# Google Kickstart 2021 Round A My Editorial Published

on | Chinese version

First, you need to calculate the current score \$\$ K_c \$\$. The answer is \$\$ \$ | K_c-K | \$\$ because you can increase or decrease your score by \$\$ \$ 1 \$\$ in a single operation.

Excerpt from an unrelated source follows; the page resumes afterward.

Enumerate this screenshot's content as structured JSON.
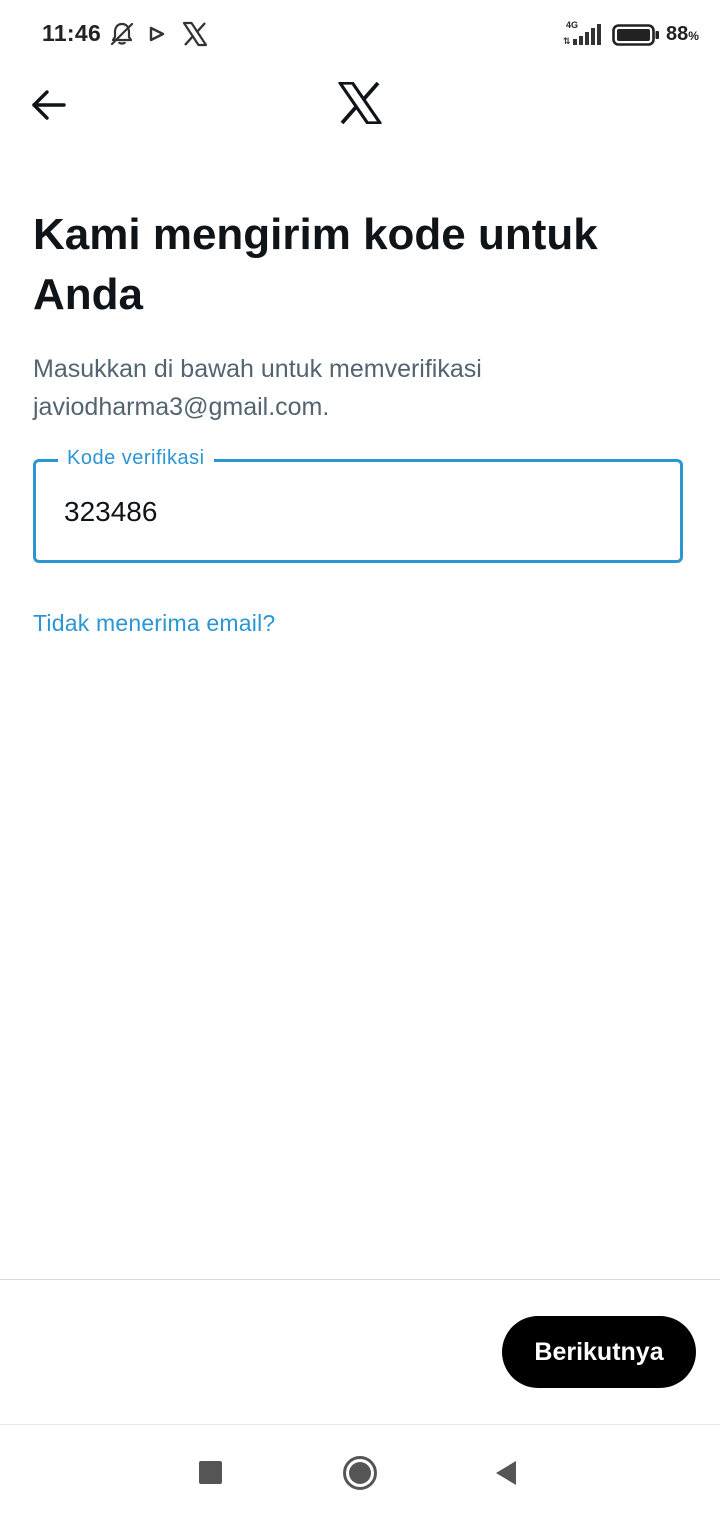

The time complexity is \$\$ \$ mathcal {O} (| S |) \$\$. The complexity of the space is \$\$ \$ mathcal {O} (1) \$\$. Code (C ++) # include
#include

Use namespace std.template void read (T & x) {x = 0; char c = getchar (); T sig = 1; for (;! Isdigit (c); c = getchar ()) if (c ==’-‘) sig = -1 ; for (; isdigit (c); c = getchar ()) x = (x << 3) + (x< 1) + c — '0'; x *= sig; }class Solution { public: void solve(int case_num) { printf("Case #%d: ", case_num); int n, k; read(n), read(k); string s; cin >> s; int cnt = 0; for (int i = 0; i[i] !! = s[n — 1 — i]) Cnt ++;} printf (“% d n”, abs (cnt — k));}}; int main () {int t; read

First, we use a simple dynamic programming method, namely \$\$ W, to calculate the length of the longest continuous \$\$ 1 \$\$ starting from each cell.[i][j]\$\$, \$\$ E[i][j]\$\$, \$\$ N[i][j]\$\$ and \$\$ S[i][j]\$\$.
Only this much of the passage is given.